Un article écrit par une érudite
L’auteur de l’article, Marie-Armelle Beaulieu, n’est pas une stagiaire qui pourrait prétendre être ignorante de cette histoire.
Elle est depuis 15 ans la rédactrice en chef de Terre Sainte Magazine, le journal des Franciscains de la Custodie de Terre Sainte qui se décrit comme « la seule publication chrétienne en langue française pensée et écrite à Jérusalem », et vit à Jérusalem.
Elle connaît forcément sur le bout des doigts l’histoire de cette contrée et tout particulièrement celle de Jésus.
Or elle ne semble pas porter les Juifs dans son coeur. En témoigne cet extrait d’une interview sur la chaîne israélienne i24NEWS dans laquelle elle avait essayé de s’aventurer à rendre les Juifs responsables de l’oppression des chrétiens de Terre sainte en prétendant que le Talmud les poussait à mépriser ces derniers.
En d’autres terme, les Juifs seraient responsables in fine de l’animosité que leurs voueraient en retour certains chrétiens; autrement dit, ce sont les Juifs eux-même qui provoqueraient l’antisémitisme, mérité en quelque sorte.

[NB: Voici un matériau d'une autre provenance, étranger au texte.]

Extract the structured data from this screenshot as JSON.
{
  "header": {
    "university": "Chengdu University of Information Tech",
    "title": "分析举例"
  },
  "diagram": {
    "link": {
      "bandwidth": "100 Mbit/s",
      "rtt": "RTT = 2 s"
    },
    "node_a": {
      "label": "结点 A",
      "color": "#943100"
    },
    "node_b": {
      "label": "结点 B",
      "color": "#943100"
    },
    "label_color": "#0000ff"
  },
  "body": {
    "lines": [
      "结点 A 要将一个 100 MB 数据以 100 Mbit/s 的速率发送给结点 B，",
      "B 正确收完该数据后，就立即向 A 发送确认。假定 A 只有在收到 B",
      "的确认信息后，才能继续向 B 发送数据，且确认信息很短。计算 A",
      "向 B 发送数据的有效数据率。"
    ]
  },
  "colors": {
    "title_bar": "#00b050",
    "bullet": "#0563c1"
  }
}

Le retrait du tweet apparaît à cet égard comme un geste destiné à étouffer la polémique. Mais ledit tweet a eu le temps d’être vu 170,000 fois, et l’article est donc non seulement tendancieux mais faux au moins sur un point, celui de cette naissance de Jésus dans une province de Palestine.
Ce point n’est pas anodin, puisqu’il s’agit d’une falsification qui permet de faire passer Jésus pour un Palestinien.
Nous pensons que cet article publié dans l’édition papier du 16 décembre de La Croix mérite davantage que le retrait d’un tweet, dont les lecteurs du journal n’auront pour beaucoup pas été informés.
Un véritable rectificatif, au moins sur ce point historique, aurait sa place dans les colonnes de La Croix pour réparer pleinement les égarements de ce texte, d’autant plus graves qu’ils ont été publiés dans un journal catholique pouvant se prévaloir d’une spécialisation sur le fait religieux et historique.